Our study demonstrated that low physiological TBA in serum was significantly and independently associated with the prevalence of DPN in Chinese patients with T2DM, thereby suggesting that physiological serum TBA may be used as an useful biomarker of DPN. However, it remains to be elucidated whether lower physiological TBA could be a contributing factor to the pathogenesis or a consequence of DPN.

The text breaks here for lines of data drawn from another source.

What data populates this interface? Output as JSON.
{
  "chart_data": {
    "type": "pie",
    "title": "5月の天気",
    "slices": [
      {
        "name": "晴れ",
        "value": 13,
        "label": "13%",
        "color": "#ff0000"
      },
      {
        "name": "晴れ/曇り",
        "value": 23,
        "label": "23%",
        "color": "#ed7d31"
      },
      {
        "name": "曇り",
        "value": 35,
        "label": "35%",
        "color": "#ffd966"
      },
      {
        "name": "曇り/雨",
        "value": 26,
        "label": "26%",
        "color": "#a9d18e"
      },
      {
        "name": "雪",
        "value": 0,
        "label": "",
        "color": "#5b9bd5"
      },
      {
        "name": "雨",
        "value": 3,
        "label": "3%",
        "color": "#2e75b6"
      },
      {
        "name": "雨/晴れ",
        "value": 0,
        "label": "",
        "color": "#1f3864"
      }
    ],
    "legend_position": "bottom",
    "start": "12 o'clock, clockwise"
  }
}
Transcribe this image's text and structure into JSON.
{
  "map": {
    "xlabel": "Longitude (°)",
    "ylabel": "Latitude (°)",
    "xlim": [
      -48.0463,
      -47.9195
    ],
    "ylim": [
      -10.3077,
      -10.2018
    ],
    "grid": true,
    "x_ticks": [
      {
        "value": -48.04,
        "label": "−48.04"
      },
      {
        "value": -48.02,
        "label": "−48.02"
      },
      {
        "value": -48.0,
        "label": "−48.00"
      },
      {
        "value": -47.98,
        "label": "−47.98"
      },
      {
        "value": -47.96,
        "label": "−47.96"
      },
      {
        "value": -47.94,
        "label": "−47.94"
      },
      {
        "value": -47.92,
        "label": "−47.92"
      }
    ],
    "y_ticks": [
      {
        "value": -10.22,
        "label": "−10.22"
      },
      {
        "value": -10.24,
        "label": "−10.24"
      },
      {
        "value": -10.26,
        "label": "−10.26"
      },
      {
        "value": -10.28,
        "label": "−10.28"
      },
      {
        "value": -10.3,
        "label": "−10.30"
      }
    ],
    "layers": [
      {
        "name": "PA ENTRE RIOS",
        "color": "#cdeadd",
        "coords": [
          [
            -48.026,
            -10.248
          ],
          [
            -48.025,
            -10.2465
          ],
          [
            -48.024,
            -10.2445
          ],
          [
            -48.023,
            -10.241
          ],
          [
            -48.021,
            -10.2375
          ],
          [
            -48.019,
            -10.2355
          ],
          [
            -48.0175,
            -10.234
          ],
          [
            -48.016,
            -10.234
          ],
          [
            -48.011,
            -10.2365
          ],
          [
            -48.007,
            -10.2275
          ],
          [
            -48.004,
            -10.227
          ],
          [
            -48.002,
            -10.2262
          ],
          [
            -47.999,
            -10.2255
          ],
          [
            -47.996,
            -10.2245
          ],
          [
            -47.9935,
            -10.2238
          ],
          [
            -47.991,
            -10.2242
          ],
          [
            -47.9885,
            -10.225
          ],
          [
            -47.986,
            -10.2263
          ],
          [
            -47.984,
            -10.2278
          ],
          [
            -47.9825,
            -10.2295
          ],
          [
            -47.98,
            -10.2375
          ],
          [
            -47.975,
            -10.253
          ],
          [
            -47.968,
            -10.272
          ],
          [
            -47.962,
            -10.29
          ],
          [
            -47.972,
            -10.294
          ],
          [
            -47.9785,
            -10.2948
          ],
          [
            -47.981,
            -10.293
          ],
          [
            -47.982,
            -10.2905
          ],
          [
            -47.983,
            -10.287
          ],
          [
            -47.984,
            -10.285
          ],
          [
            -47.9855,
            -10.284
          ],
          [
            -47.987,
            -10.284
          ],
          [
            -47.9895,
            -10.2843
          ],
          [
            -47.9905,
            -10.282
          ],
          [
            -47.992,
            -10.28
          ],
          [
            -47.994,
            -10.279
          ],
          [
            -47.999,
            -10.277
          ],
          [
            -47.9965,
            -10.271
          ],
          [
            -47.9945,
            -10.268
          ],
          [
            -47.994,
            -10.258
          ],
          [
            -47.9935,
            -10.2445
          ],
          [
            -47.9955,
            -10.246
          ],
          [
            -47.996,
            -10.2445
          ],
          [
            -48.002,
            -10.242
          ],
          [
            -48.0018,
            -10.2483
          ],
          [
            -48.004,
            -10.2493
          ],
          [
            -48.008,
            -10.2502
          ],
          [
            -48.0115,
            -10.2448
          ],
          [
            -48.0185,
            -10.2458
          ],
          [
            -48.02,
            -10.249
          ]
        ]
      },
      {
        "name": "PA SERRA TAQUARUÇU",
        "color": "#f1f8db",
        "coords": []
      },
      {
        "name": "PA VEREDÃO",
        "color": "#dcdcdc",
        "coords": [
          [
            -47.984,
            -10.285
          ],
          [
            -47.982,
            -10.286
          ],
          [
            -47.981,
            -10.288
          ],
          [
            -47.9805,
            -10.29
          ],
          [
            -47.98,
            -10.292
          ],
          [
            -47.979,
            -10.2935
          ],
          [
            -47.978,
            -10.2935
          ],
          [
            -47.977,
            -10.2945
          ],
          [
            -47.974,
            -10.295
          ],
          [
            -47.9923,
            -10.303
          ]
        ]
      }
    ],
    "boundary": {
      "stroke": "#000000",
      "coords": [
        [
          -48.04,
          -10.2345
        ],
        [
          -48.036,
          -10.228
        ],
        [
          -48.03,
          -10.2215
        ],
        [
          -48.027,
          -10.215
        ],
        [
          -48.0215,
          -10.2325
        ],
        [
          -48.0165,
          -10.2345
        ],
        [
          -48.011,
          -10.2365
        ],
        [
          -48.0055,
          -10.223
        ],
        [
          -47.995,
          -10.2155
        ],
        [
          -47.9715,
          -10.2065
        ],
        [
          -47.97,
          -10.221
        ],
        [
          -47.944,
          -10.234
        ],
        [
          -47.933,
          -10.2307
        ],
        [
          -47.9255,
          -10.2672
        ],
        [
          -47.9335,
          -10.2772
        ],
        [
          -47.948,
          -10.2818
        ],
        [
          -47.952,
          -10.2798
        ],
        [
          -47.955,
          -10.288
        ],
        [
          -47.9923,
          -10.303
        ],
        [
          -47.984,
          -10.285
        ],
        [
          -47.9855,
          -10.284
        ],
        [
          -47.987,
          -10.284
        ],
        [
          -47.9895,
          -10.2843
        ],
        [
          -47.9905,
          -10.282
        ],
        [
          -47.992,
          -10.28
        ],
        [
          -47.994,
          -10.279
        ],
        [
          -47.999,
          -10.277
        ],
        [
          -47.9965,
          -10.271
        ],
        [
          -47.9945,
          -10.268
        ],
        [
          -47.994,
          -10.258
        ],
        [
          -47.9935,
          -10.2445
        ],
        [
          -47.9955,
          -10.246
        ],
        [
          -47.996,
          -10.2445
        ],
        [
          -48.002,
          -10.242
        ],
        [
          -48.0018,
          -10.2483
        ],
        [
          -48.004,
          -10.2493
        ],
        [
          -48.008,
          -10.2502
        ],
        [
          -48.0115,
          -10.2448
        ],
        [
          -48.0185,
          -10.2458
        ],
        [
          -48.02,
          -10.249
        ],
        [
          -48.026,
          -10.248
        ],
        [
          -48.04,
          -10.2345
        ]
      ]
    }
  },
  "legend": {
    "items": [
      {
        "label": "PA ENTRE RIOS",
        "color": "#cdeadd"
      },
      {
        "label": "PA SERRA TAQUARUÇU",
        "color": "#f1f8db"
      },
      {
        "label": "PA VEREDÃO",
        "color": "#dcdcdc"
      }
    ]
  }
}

Ethics Approval and Consent to Participate

The study was approved by the ethics committee of the Affiliated Hospital of Southwest Medical University and was conducted in accordance with the 1975 Declaration of Helsinki. All procedures were performed in accordance with ethical standards. All study participants were informed that data obtained from them would be used only for this study purpose. Confidentiality of the data was maintained, and their names were not recorded. The methods in the study were in accordance with relevant guidelines, and informed consent was obtained from all participants.

Funding

This work was supported by the grants 2016YFC0901200, 2016YFC0901205 from the Ministry Science and Technology of China, research grants from Health and Family Planning Commission of Sichuan Province (16129).

Disclosure

The authors report no conflicts of interest in this work.